Yes, it’s complex, and the work examines recovery of grasses after grazing has been halted. However, exactly what stimulates an “irreversible shift to a stable degraded state” – permanently awake and active dunes – has yet to be understood. The rate at which change from stable to active can take place is clearly revealed by spending a little time on Google Earth and its wondrous historical imagery tool. Here are three images from one the sites in Botswana that the project describes – incredible, visible fluctuations over a period of less than ten years.
The full report can be read at the Ecological Society of America’s Ecosphere journal website.
And I feel that I should warn readers that “hypnopompic dunes” is not standard terminology, but rather a flight of my sometimes-overactive imagination. But then again, it does have a certain ring to it…
[Map of active and relict ergs from: Peter G. Fookes and E. Mark Lee, ‘Desert environments: landscapes and stratigraphy’, Geology Today, 25/5 (2009).]
"Hypnopompic dunes" is a grand phrase, a stately example of what used to be called "a pomp of words," and deserves to become standard terminology.

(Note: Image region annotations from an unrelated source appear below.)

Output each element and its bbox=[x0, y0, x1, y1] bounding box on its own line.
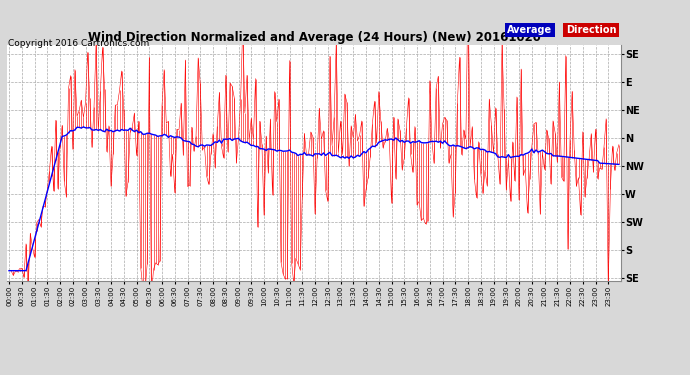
Text: Average: Average bbox=[507, 25, 552, 35]
Text: Copyright 2016 Cartronics.com: Copyright 2016 Cartronics.com bbox=[8, 39, 150, 48]
Title: Wind Direction Normalized and Average (24 Hours) (New) 20161020: Wind Direction Normalized and Average (2… bbox=[88, 31, 540, 44]
Text: Direction: Direction bbox=[566, 25, 616, 35]
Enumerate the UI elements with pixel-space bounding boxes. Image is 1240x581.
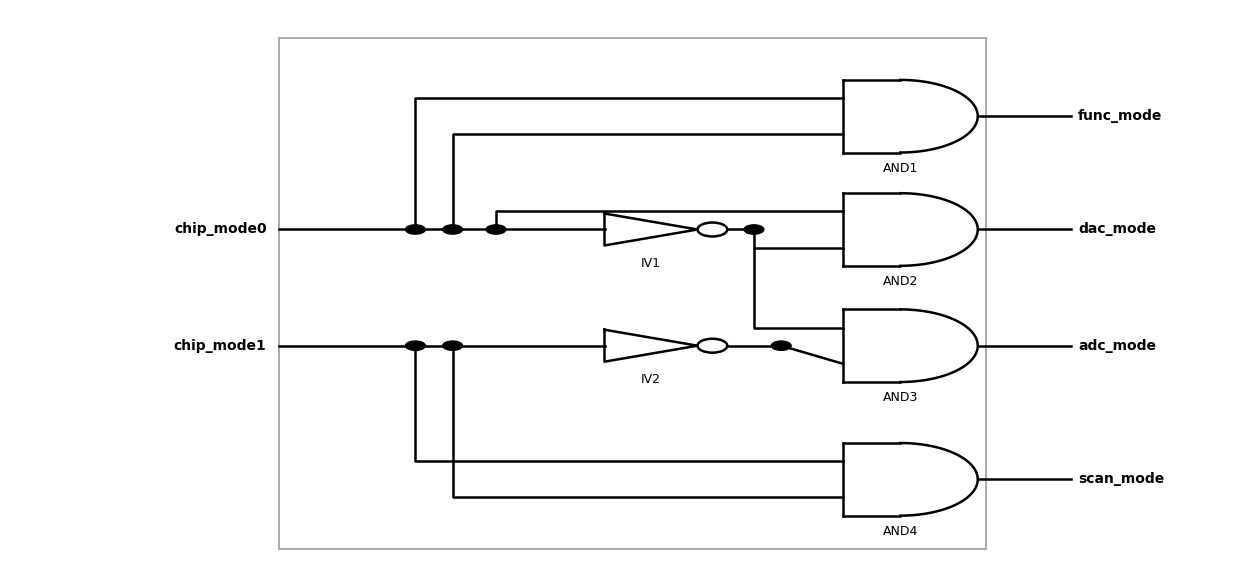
Circle shape bbox=[486, 225, 506, 234]
Text: dac_mode: dac_mode bbox=[1079, 223, 1156, 236]
Circle shape bbox=[405, 225, 425, 234]
Text: func_mode: func_mode bbox=[1079, 109, 1163, 123]
Circle shape bbox=[744, 225, 764, 234]
Text: chip_mode1: chip_mode1 bbox=[174, 339, 267, 353]
Text: chip_mode0: chip_mode0 bbox=[174, 223, 267, 236]
Text: scan_mode: scan_mode bbox=[1079, 472, 1164, 486]
Circle shape bbox=[771, 341, 791, 350]
Circle shape bbox=[443, 341, 463, 350]
Text: IV1: IV1 bbox=[641, 257, 661, 270]
Circle shape bbox=[405, 341, 425, 350]
Text: AND1: AND1 bbox=[883, 162, 918, 175]
Circle shape bbox=[443, 225, 463, 234]
Text: AND3: AND3 bbox=[883, 392, 918, 404]
Text: IV2: IV2 bbox=[641, 374, 661, 386]
Text: adc_mode: adc_mode bbox=[1079, 339, 1156, 353]
Text: AND2: AND2 bbox=[883, 275, 918, 288]
Text: AND4: AND4 bbox=[883, 525, 918, 538]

Certainly dunes produce the sense of dormancy as volcanoes do; the Native Americans who named Sleeping Bear Dunes along Lake Michigan felt the possibility that those would
Rise, like lions after slumber
In unvanquishable number
and
Shake your chains to earth like dew
Which in sleep had fallen on you.
The range of scale in this research, from OSL to satellite imagery, is marvelous and provides the usual piquant contrast with the effects of wringing wealth from the earth.